Pemantauan dilakukan di Pak AR Farm dan Kelompok Ternak Andini Mulyo, dengan fokus pada kesehatan ternak, ketersediaan pasokan, serta perkembangan harga menjelang Iduladha.
Aris juga mengapresiasi para peternak yang aktif berkoordinasi dengan pihak kesehatan hewan untuk menjaga kualitas ternak. Ia menyebut, setidaknya ada 150 hewan kurban yang siap disembelih dalam kondisi sehat.

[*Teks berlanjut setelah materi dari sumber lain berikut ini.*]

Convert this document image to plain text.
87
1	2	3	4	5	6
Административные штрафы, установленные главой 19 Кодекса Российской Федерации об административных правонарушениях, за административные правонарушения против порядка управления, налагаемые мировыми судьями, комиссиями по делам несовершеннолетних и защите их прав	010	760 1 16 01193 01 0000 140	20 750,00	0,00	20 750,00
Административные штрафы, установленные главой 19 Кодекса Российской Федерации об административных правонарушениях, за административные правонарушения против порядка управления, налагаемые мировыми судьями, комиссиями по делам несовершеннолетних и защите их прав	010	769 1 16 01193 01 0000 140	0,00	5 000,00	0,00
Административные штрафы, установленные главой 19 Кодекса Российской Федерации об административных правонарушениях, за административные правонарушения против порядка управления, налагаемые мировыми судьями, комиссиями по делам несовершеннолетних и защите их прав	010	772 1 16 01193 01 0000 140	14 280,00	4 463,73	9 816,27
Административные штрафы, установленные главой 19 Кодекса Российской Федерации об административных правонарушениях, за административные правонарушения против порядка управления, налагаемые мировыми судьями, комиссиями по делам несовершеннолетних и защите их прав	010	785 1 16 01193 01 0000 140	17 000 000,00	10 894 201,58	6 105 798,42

“Ini yang siap untuk disembelih untuk Iduladha ini ada 150 dan kondisi semuanya sehat. Karena memang peternak dalam hal ini selalu koordinasi dengan puskeswan Kabupaten Bantul,” ujarnya.
Sementara itu, Deputi Kepala Perwakilan Bank Indonesia DIY, Hermanto, mengakui adanya kenaikan harga hewan kurban dibandingkan tahun sebelumnya. Namun, ia memastikan kenaikan tersebut masih dalam batas wajar.
“Jadi saya kira ada kenaikan, tetapi masih relatif terkendali,” jelasnya.
Menurut Hermanto, kebutuhan hewan kurban di wilayah perkotaan seperti Kota Yogyakarta tetap bisa terpenuhi berkat dukungan pasokan dari daerah sekitar, termasuk Bantul.
“Dan pengalaman tahun sebelumnya juga saya kira di kota pun yang permintaannya cukup tinggi sementara enggak ada peternak, bisa dicukupi oleh kabupaten di sekitarnya,” tambahnya.
Di sisi peternak, Pemilik AR Farm, Arbangi, mengungkapkan harga hewan kurban tahun ini berada di kisaran Rp1,5 juta hingga Rp8,5 juta, tergantung jenis dan ukuran ternak.
“Dan ini memang biasa pasaran Iduladha memang seperti itu. Misalnya dulu itu Rp1.300.000, sekarang sudah Rp1.500.000 lebih seperti itu,” katanya.
Ia juga memberikan jaminan kualitas bagi pembeli, termasuk penggantian apabila hewan yang dipesan mengalami masalah kesehatan.
“Risiko saya tanggung, misalnya ada domba yang sudah dipesan, ternyata kok sakit, mati, pincang, patah tanduknya, saya ganti itu, saya garansi,” tegas Arbangi.
Menariknya, permintaan hewan kurban sudah mulai meningkat. Hingga awal Mei, AR Farm telah menerima sekitar 250 pesanan, meski stok yang tersedia saat ini baru 150 ekor. Untuk memenuhi kebutuhan tersebut, Arbangi akan menggandeng mitra peternak lainnya.
Dengan kondisi ini, masyarakat diimbau tidak khawatir terkait ketersediaan hewan kurban. Sinergi antara pemerintah, peternak, dan lembaga terkait dinilai mampu menjaga stabilitas pasokan dan harga menjelang Iduladha 2026.